Elliptic Arithmetic 11: Testing with SageMath
Elliptic arithmetic notes / 11
Testing with SageMath
SageMath is the algebra oracle. It should generate vectors, expose edge cases, and catch formula mistakes, while C-specific bounds are checked separately.
The bignum testing article already explains differential testing against exact integers.
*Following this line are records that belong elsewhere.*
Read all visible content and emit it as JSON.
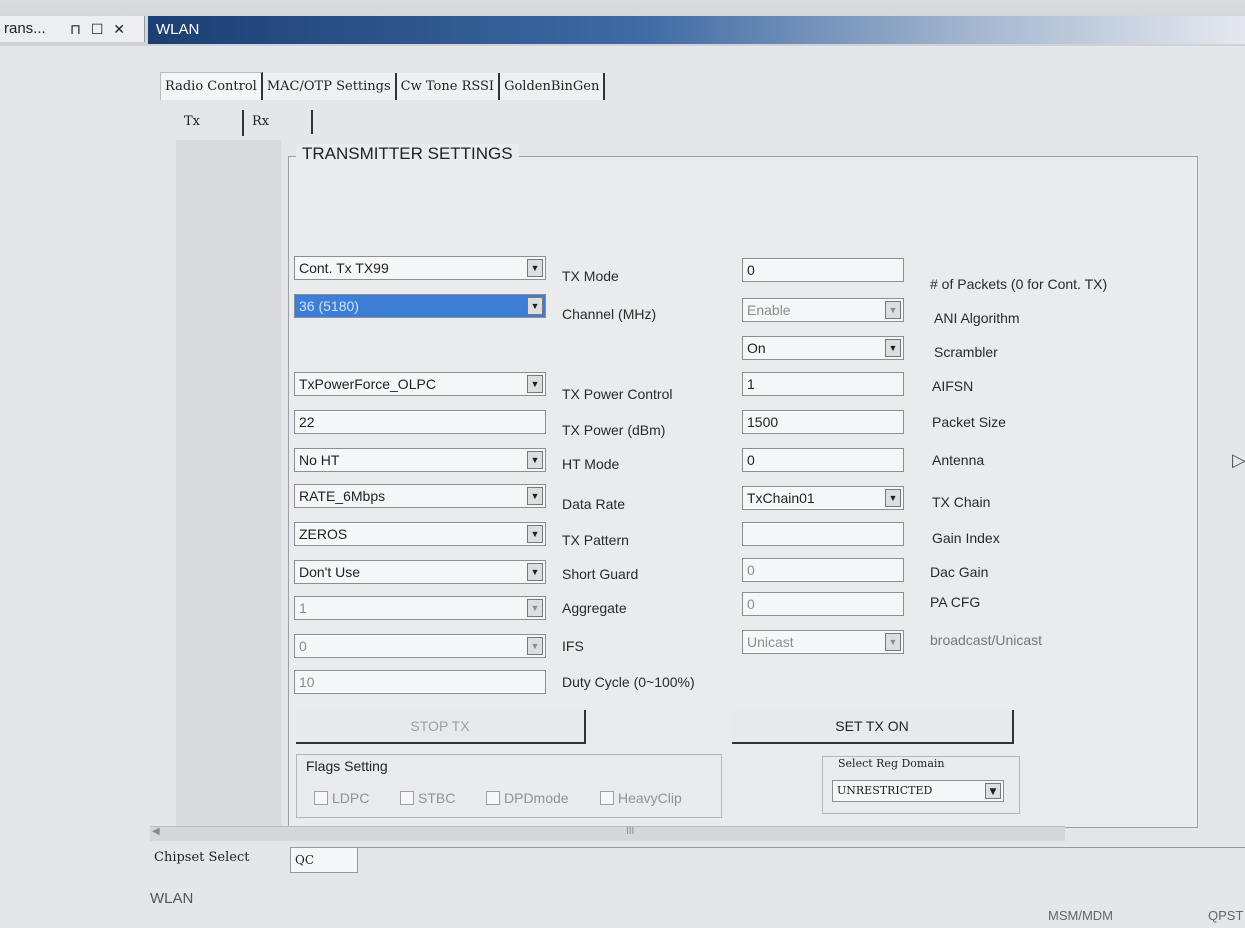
{
  "dock": {
    "tab_label": "rans...",
    "icons": "⊓ ☐ ✕"
  },
  "window": {
    "title": "WLAN"
  },
  "tabs": [
    "Radio Control",
    "MAC/OTP Settings",
    "Cw Tone RSSI",
    "GoldenBinGen"
  ],
  "subtabs": [
    "Tx",
    "Rx"
  ],
  "group_title": "TRANSMITTER SETTINGS",
  "left": {
    "tx_mode": {
      "value": "Cont. Tx TX99",
      "label": "TX Mode"
    },
    "channel": {
      "value": "36 (5180)",
      "label": "Channel (MHz)"
    },
    "tx_power_control": {
      "value": "TxPowerForce_OLPC",
      "label": "TX Power Control"
    },
    "tx_power": {
      "value": "22",
      "label": "TX Power (dBm)"
    },
    "ht_mode": {
      "value": "No HT",
      "label": "HT Mode"
    },
    "data_rate": {
      "value": "RATE_6Mbps",
      "label": "Data Rate"
    },
    "tx_pattern": {
      "value": "ZEROS",
      "label": "TX Pattern"
    },
    "short_guard": {
      "value": "Don't Use",
      "label": "Short Guard"
    },
    "aggregate": {
      "value": "1",
      "label": "Aggregate"
    },
    "ifs": {
      "value": "0",
      "label": "IFS"
    },
    "duty_cycle": {
      "value": "10",
      "label": "Duty Cycle (0~100%)"
    }
  },
  "right": {
    "packets": {
      "value": "0",
      "label": "# of Packets (0 for Cont. TX)"
    },
    "ani": {
      "value": "Enable",
      "label": "ANI Algorithm"
    },
    "scrambler": {
      "value": "On",
      "label": "Scrambler"
    },
    "aifsn": {
      "value": "1",
      "label": "AIFSN"
    },
    "packet_size": {
      "value": "1500",
      "label": "Packet Size"
    },
    "antenna": {
      "value": "0",
      "label": "Antenna"
    },
    "tx_chain": {
      "value": "TxChain01",
      "label": "TX Chain"
    },
    "gain_index": {
      "value": "",
      "label": "Gain Index"
    },
    "dac_gain": {
      "value": "0",
      "label": "Dac Gain"
    },
    "pa_cfg": {
      "value": "0",
      "label": "PA CFG"
    },
    "cast": {
      "value": "Unicast",
      "label": "broadcast/Unicast"
    }
  },
  "buttons": {
    "stop_tx": "STOP TX",
    "set_tx_on": "SET TX ON"
  },
  "flags": {
    "title": "Flags Setting",
    "items": [
      "LDPC",
      "STBC",
      "DPDmode",
      "HeavyClip"
    ]
  },
  "reg_domain": {
    "title": "Select Reg Domain",
    "value": "UNRESTRICTED"
  },
  "scrollbar": {
    "thumb": "III"
  },
  "chipset": {
    "label": "Chipset Select",
    "value": "QC"
  },
  "status": {
    "left": "WLAN",
    "mid": "MSM/MDM",
    "right": "QPST"
  },
  "cursor": "▷"
}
Elliptic testing adds group structure and exceptional cases.
Test layers
| Layer | SageMath reference | C target |
|---|---|---|
| Field | arithmetic in GF(p) |
fe_add, fe_mul, fe_sqr, fe_inv |
| Affine point | EllipticCurve(GF(p), [a,b]) |
public/spec addition and validation |
| Jacobian point | explicit coordinate conversion | ec_jac_double, ec_jac_add_mixed |
| Scalar multiplication | k*P |
secret/public multiplication routines |
Edge cases
Include: infinity, \(P+\mathcal O\), \(P+(-P)\), doubling with \(y=0\), noncanonical encodings, points not on the curve, scalar 0, scalar 1, scalar \(n-1\), and low-order points if the curve has cofactor greater than 1.
Vector generator
Use print(...), not assert, so the article shows visible outcomes and expected values.
p = 17
E = EllipticCurve(GF(p), [2, 2])
P = E(5, 1)
for k in range(0, 12):
Q = k*P
if Q == E(0):
print(k, "INF")
else:
print(k, int(Q[0]), int(Q[1]))
print("order", P.order())
Jacobian formula check
p = 17
F = GF(p)
E = EllipticCurve(F, [2, 2])
def from_jac(X, Y, Z):
if Z == 0:
return E(0)
return E(X/Z^2, Y/Z^3)
X, Y, Z = F(5), F(1), F(1)
print(from_jac(X, Y, Z) == E(5, 1))
Randomized C harness shape
/* C test harness prints hex limbs; SageMath parses and checks them. */
for (uint32_t i = 0; i < trials; i++) {
random_fe(&a);
random_fe(&b);
fe_mul(&c, &a, &b);
print_case("mul", &a, &b, &c);
}
Random tests should be supplemented by constructed boundary cases: all-zero limbs, all-one limbs, values near \(p\), values near \(2p\) for lazy paths, and carries across every limb.
What tests cannot prove
Tests do not prove constant-time behavior, absence of undefined behavior, or correctness for all inputs. They narrow the search. The proof obligations still live in the field bounds, formula preconditions, and scalar-loop invariants.